In the 1990s, Bandai were trying to get the rights to adapt Domu into a live-action film. They told production director Nilo Rodis-Jamero, who was in Japan for a separate project on behalf of Lucasfilm, that if he could get Otomo to agree, they would pay for everything. After Otomo approved a film treatment, Rodis-Jamero began writing a script and recruited David Lynch to direct. Otomo liked the script and Bandai gave the production a 12-month turn around; where shooting had to occur within 12 months or the rights would revert to Bandai. Rodis-Jamero and Lynch took the project to Propaganda Films, but Rodis-Jamero said the relationship between the director and Propaganda was strained. Rodis-Jamero said that with Propaganda trying to swipe the deal away from him and Lynch, and his attorney advising him that a 12-month turn around was not going to happen, he walked away from the project.

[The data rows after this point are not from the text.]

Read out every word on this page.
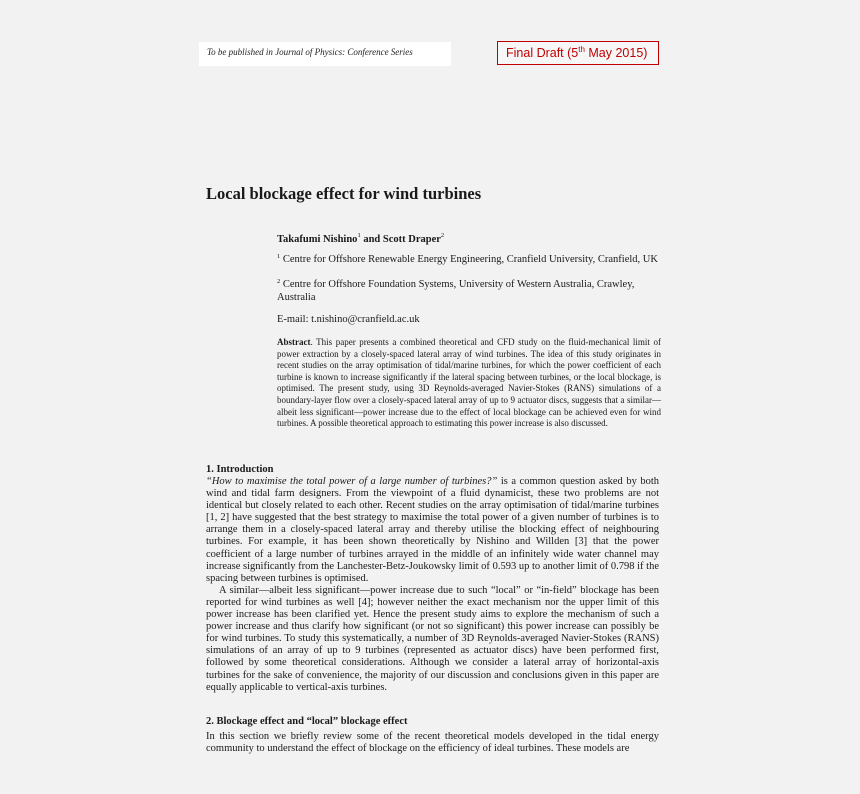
To be published in Journal of Physics: Conference Series	Final Draft (5th May 2015)
Local blockage effect for wind turbines
Takafumi Nishino$^1$ and Scott Draper$^2$
$^1$ Centre for Offshore Renewable Energy Engineering, Cranfield University, Cranfield, UK
$^2$ Centre for Offshore Foundation Systems, University of Western Australia, Crawley, Australia
E-mail: t.nishino@cranfield.ac.uk
Abstract. This paper presents a combined theoretical and CFD study on the fluid-mechanical limit of power extraction by a closely-spaced lateral array of wind turbines. The idea of this study originates in recent studies on the array optimisation of tidal/marine turbines, for which the power coefficient of each turbine is known to increase significantly if the lateral spacing between turbines, or the local blockage, is optimised. The present study, using 3D Reynolds-averaged Navier-Stokes (RANS) simulations of a boundary-layer flow over a closely-spaced lateral array of up to 9 actuator discs, suggests that a similar—albeit less significant—power increase due to the effect of local blockage can be achieved even for wind turbines. A possible theoretical approach to estimating this power increase is also discussed.
1. Introduction

“How to maximise the total power of a large number of turbines?” is a common question asked by both wind and tidal farm designers. From the viewpoint of a fluid dynamicist, these two problems are not identical but closely related to each other. Recent studies on the array optimisation of tidal/marine turbines [1, 2] have suggested that the best strategy to maximise the total power of a given number of turbines is to arrange them in a closely-spaced lateral array and thereby utilise the blocking effect of neighbouring turbines. For example, it has been shown theoretically by Nishino and Willden [3] that the power coefficient of a large number of turbines arrayed in the middle of an infinitely wide water channel may increase significantly from the Lanchester-Betz-Joukowsky limit of 0.593 up to another limit of 0.798 if the spacing between turbines is optimised.

A similar—albeit less significant—power increase due to such “local” or “in-field” blockage has been reported for wind turbines as well [4]; however neither the exact mechanism nor the upper limit of this power increase has been clarified yet. Hence the present study aims to explore the mechanism of such a power increase and thus clarify how significant (or not so significant) this power increase can possibly be for wind turbines. To study this systematically, a number of 3D Reynolds-averaged Navier-Stokes (RANS) simulations of an array of up to 9 turbines (represented as actuator discs) have been performed first, followed by some theoretical considerations. Although we consider a lateral array of horizontal-axis turbines for the sake of convenience, the majority of our discussion and conclusions given in this paper are equally applicable to vertical-axis turbines.

2. Blockage effect and “local” blockage effect

In this section we briefly review some of the recent theoretical models developed in the tidal energy community to understand the effect of blockage on the efficiency of ideal turbines. These models are
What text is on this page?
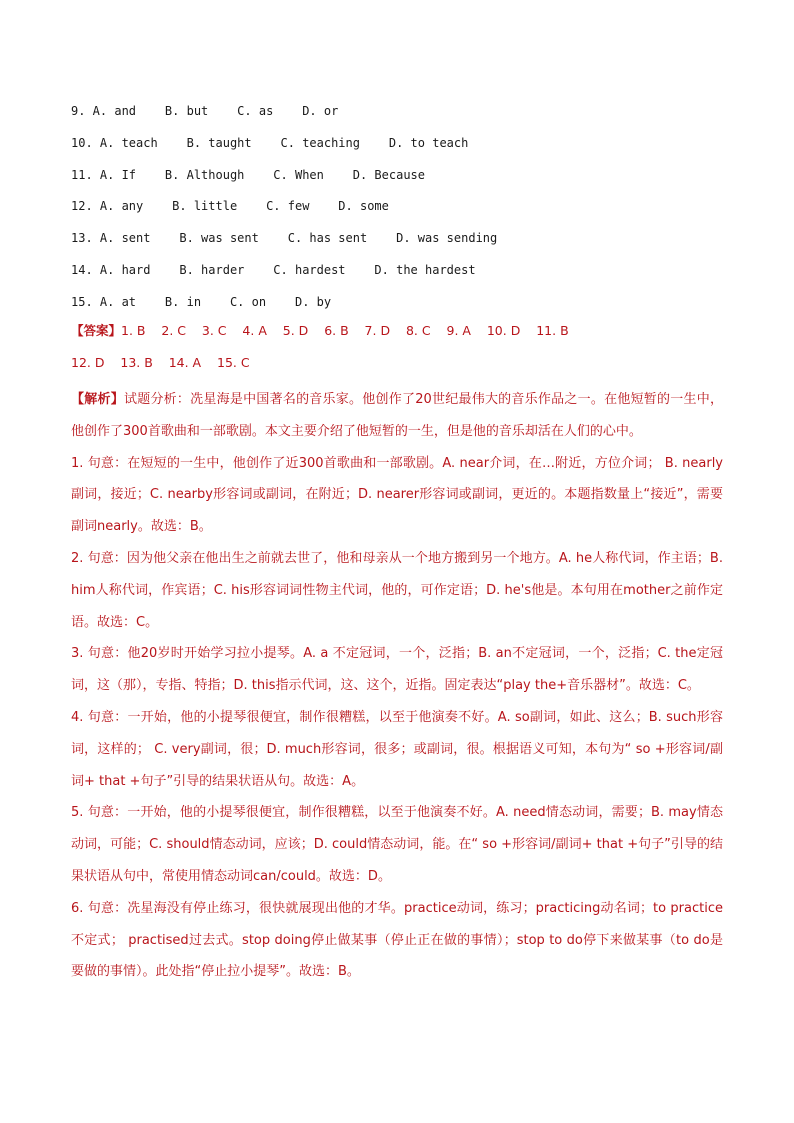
9. A. and    B. but    C. as    D. or
10. A. teach    B. taught    C. teaching    D. to teach
11. A. If    B. Although    C. When    D. Because
12. A. any    B. little    C. few    D. some
13. A. sent    B. was sent    C. has sent    D. was sending
14. A. hard    B. harder    C. hardest    D. the hardest
15. A. at    B. in    C. on    D. by
【答案】1. B    2. C    3. C    4. A    5. D    6. B    7. D    8. C    9. A    10. D    11. B
12. D    13. B    14. A    15. C

【解析】试题分析：冼星海是中国著名的音乐家。他创作了20世纪最伟大的音乐作品之一。在他短暂的一生中，他创作了300首歌曲和一部歌剧。本文主要介绍了他短暂的一生，但是他的音乐却活在人们的心中。

1. 句意：在短短的一生中，他创作了近300首歌曲和一部歌剧。A. near介词，在…附近，方位介词； B. nearly副词，接近；C. nearby形容词或副词，在附近；D. nearer形容词或副词，更近的。本题指数量上“接近”，需要副词nearly。故选：B。

2. 句意：因为他父亲在他出生之前就去世了，他和母亲从一个地方搬到另一个地方。A. he人称代词，作主语；B. him人称代词，作宾语；C. his形容词词性物主代词，他的，可作定语；D. he's他是。本句用在mother之前作定语。故选：C。

3. 句意：他20岁时开始学习拉小提琴。A. a 不定冠词，一个，泛指；B. an不定冠词，一个，泛指；C. the定冠词，这（那），专指、特指；D. this指示代词，这、这个，近指。固定表达“play the+音乐器材”。故选：C。

4. 句意：一开始，他的小提琴很便宜，制作很糟糕，以至于他演奏不好。A. so副词，如此、这么；B. such形容词，这样的； C. very副词，很；D. much形容词，很多；或副词，很。根据语义可知，本句为“ so +形容词/副词+ that +句子”引导的结果状语从句。故选：A。

5. 句意：一开始，他的小提琴很便宜，制作很糟糕，以至于他演奏不好。A. need情态动词，需要；B. may情态动词，可能；C. should情态动词，应该；D. could情态动词，能。在“ so +形容词/副词+ that +句子”引导的结果状语从句中，常使用情态动词can/could。故选：D。

6. 句意：冼星海没有停止练习，很快就展现出他的才华。practice动词，练习；practicing动名词；to practice不定式； practised过去式。stop doing停止做某事（停止正在做的事情）；stop to do停下来做某事（to do是要做的事情）。此处指“停止拉小提琴”。故选：B。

In 1999, an adaptation by Touchstone Pictures with Guillermo del Toro directing was reported to be in the works. In 2006, Otomo revealed that there were problems with the producer and that he did not know what the current status of the film was, but stated, "I gave Del Toro the rights, though, so as far as I'm concerned, if it ever gets made, he is the one who will make it." This was later transferred back to Bandai Pictures once again, and Otomo produced a seven-minute pilot film that was released at the Angouleme Festival in 2016, and at the Niigata International Animation Film Festival in 2023.